Fishberg Department of Neuroscience, Mount Sinai School of Medicine, Box 1065, One Gustave L. Levy Place, New York, NY 10029, United States.
J Neurosci Methods. 2009 Nov 15;184(2):337-56. doi: 10.1016/j.jneumeth.2009.07.034. Epub 2009 Aug 18.
Many physiological responses elicited by neuronal spikes-intracellular calcium transients, synaptic potentials, muscle contractions-are built up of discrete, elementary responses to each spike. However, the spikes occur in trains of arbitrary temporal complexity, and each elementary response not only sums with previous ones, but can itself be modified by the previous history of the activity. A basic goal in system identification is to characterize the spike-response transform in terms of a small number of functions-the elementary response kernel and additional kernels or functions that describe the dependence on previous history-that will predict the response to any arbitrary spike train. Here we do this by developing further and generalizing the "synaptic decoding" approach of Sen et al. (1996). Given the spike times in a train and the observed overall response, we use least-squares minimization to construct the best estimated response and at the same time best estimates of the elementary response kernel and the other functions that characterize the spike-response transform. We avoid the need for any specific initial assumptions about these functions by using techniques of mathematical analysis and linear algebra that allow us to solve simultaneously for all of the numerical function values treated as independent parameters. The functions are such that they may be interpreted mechanistically. We examine the performance of the method as applied to synthetic data. We then use the method to decode real synaptic and muscle contraction transforms.

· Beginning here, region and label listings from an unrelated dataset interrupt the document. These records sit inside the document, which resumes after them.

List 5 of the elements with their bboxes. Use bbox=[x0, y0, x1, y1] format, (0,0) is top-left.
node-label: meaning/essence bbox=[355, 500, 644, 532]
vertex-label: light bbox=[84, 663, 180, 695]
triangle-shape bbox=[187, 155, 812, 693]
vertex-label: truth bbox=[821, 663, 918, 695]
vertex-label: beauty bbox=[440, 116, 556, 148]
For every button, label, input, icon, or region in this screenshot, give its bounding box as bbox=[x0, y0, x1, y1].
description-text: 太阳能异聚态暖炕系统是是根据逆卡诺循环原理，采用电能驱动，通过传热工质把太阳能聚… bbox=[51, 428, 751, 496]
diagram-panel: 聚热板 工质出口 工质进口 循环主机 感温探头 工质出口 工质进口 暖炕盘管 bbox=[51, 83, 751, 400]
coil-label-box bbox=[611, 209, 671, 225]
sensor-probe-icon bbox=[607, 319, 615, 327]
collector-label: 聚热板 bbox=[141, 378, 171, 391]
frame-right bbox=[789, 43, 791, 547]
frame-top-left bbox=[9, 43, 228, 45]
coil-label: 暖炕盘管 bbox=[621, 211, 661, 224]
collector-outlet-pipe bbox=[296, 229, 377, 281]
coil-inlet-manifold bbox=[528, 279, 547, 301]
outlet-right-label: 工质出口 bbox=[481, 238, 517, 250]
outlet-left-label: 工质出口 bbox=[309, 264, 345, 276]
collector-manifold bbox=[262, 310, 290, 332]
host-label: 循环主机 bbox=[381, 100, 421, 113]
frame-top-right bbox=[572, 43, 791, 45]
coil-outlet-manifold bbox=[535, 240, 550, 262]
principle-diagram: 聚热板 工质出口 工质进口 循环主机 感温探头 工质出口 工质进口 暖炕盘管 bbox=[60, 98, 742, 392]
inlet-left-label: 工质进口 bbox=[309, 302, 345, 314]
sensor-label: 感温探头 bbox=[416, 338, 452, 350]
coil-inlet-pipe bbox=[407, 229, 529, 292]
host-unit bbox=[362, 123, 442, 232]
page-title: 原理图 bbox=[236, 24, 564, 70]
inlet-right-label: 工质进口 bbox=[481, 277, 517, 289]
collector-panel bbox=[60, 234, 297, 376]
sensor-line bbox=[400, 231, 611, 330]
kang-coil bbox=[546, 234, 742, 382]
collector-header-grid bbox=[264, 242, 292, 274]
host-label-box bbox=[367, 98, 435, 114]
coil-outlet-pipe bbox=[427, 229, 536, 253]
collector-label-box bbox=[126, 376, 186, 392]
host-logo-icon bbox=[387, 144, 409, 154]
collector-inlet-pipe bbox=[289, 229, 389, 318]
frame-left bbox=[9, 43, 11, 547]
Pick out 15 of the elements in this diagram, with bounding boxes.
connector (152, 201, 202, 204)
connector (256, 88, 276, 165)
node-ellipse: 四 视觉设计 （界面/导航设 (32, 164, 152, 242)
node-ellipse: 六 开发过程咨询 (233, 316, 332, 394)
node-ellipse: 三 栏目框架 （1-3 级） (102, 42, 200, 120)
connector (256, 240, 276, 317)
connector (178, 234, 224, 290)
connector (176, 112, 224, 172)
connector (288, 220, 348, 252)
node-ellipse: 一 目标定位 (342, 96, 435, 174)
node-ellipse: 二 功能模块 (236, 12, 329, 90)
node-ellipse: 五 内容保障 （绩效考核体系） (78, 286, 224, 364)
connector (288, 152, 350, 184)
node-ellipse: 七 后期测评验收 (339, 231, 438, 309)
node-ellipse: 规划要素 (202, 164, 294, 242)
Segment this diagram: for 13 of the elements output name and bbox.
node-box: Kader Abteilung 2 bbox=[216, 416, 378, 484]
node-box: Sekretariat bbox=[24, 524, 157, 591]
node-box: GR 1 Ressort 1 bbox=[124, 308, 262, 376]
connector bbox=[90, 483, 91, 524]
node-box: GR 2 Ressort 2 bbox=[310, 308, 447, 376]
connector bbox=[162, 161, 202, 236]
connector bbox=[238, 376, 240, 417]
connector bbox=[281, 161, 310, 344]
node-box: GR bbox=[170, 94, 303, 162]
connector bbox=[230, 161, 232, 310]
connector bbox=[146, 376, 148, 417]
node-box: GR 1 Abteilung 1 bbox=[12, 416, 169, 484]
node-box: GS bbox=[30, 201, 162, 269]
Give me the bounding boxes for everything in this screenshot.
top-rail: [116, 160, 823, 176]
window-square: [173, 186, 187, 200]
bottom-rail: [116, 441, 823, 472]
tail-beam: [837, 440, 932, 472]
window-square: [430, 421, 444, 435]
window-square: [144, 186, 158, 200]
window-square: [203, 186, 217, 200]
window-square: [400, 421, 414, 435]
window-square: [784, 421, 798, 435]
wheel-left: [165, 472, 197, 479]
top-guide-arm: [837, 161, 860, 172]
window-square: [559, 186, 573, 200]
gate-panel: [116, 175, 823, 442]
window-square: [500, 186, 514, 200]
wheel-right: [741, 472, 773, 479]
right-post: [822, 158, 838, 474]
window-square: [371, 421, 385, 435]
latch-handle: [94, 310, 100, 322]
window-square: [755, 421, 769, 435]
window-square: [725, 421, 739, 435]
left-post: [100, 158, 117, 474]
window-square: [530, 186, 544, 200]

许多由神经元尖峰引起的生理反应——细胞内钙瞬变、突触电位、肌肉收缩——都是由每个尖峰引起的离散的基本反应构成的。然而,尖峰以任意时间复杂度的序列形式出现,每个基本反应不仅与前一个反应相加,而且自身也可以被活动的先前历史所改变。在系统识别中,一个基本目标是根据少量的函数来描述尖峰反应变换——基本反应核和描述先前历史依赖性的附加核或函数——这些函数将预测对任何任意尖峰序列的反应。在这里,我们通过进一步发展和推广 Sen 等人的“突触解码”方法来实现这一点。(1996)。给定序列中的尖峰时间和观察到的整体反应,我们使用最小二乘法来构建最佳估计反应,同时最佳估计基本反应核和其他特征尖峰反应变换的函数。我们通过使用数学分析和线性代数技术来避免对这些函数进行任何特定的初始假设,这些技术允许我们同时求解所有被视为独立参数的数值函数值。这些函数可以从机械的角度进行解释。我们检查该方法应用于合成数据的性能。然后,我们使用该方法对真实的突触和肌肉收缩变换进行解码。